Le bonheur le plus accessible à Clinchamp, pour peu que votre coeur champêtre accède à la hauteur enviable des pissenlits sans jamais dépasser le sommet congru de votre chapeau de paille, ce sont les pommes de terre.
Un festin de rois en guenilles.
Bien entendu, pour savourer pleinement ce mets sans prétention, il faut avoir su demeurer simple, rustique, voire être dûment chaussé de sabots. Non point pour faire "vrai", mais par authentique amour des pesanteurs bucoliques, des lenteurs anachroniques, des pensées désuètes.
Dans ce village de mortels ordinaires, la patate se déguste à l'eau, sans rien avec. Si ce n'est avec la peau.
Et truffée de rêves ancestraux sous la braise pour la parfumer de mystère.
Oui, le tubercule des champs communs a un goût spécial sous le ciel de cette commune perdue du fin fond de la France... Il dégage des arômes troublants de vieux livres empoussiérés, de siècles oubliés, de veillées surannées.
Il a la saveur des sillons millénaires, la suavité des fables séculaires, le charme des légendes immémoriales, l'étrangeté de l'horizon peuplé de corbeaux.
Enfin, je veux parler de toutes ces choses minuscules, extraordinaires et inexprimables contenues au sein de l'humble clocher. Et perçues comme autant de trésors d'ermite par l'esthète que je suis.

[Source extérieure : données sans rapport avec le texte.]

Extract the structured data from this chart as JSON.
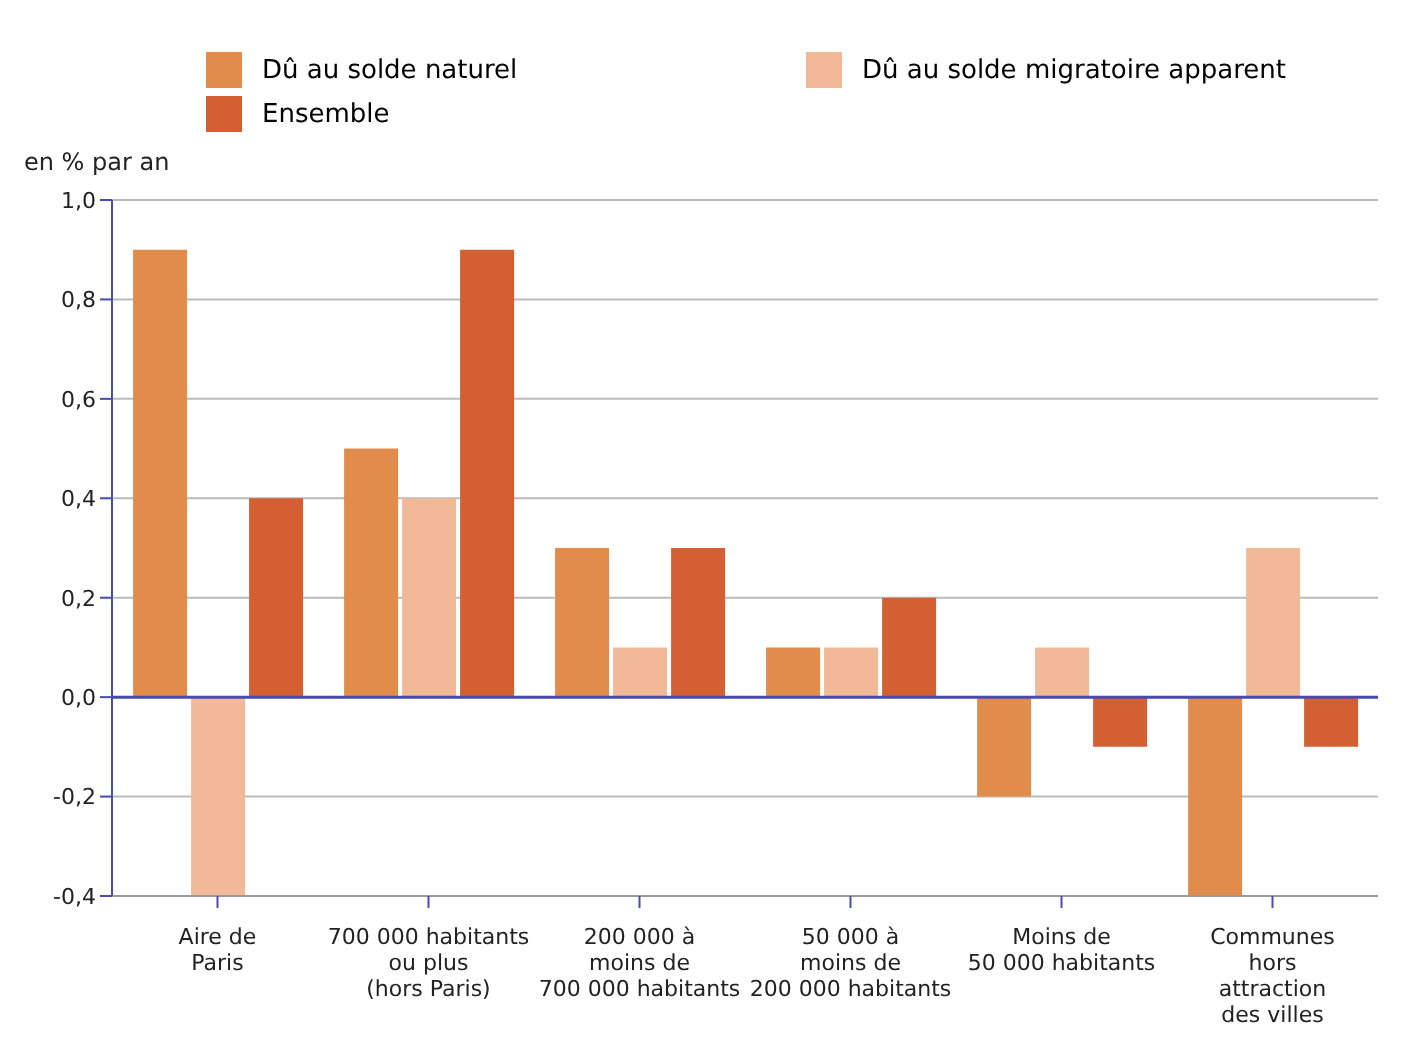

Mais si par malheur vous n'êtes pas plus heureux que d'habitude en vous calant le ventre sous les étoiles avec ce festin de cul-terreux le soir au coin du feu, là-bas dans ce trou du bout du monde nommé Clinchamp, alors restez à Paname, à Babylone ou même ailleurs, bien installé dans votre salon de rat des villes que vous êtes !
Et ne revenez plus jamais salir vos semelles fines en marchant dans les bouses de vaches de cette contrée qui n'est pas la vôtre, si loin de votre confort de caniche, encore moins les foutre dans l'assiette de ces pèquenauds qu'un voyage statique autour d'un astre brun tout chaud et tout fumant suffit à enflammer !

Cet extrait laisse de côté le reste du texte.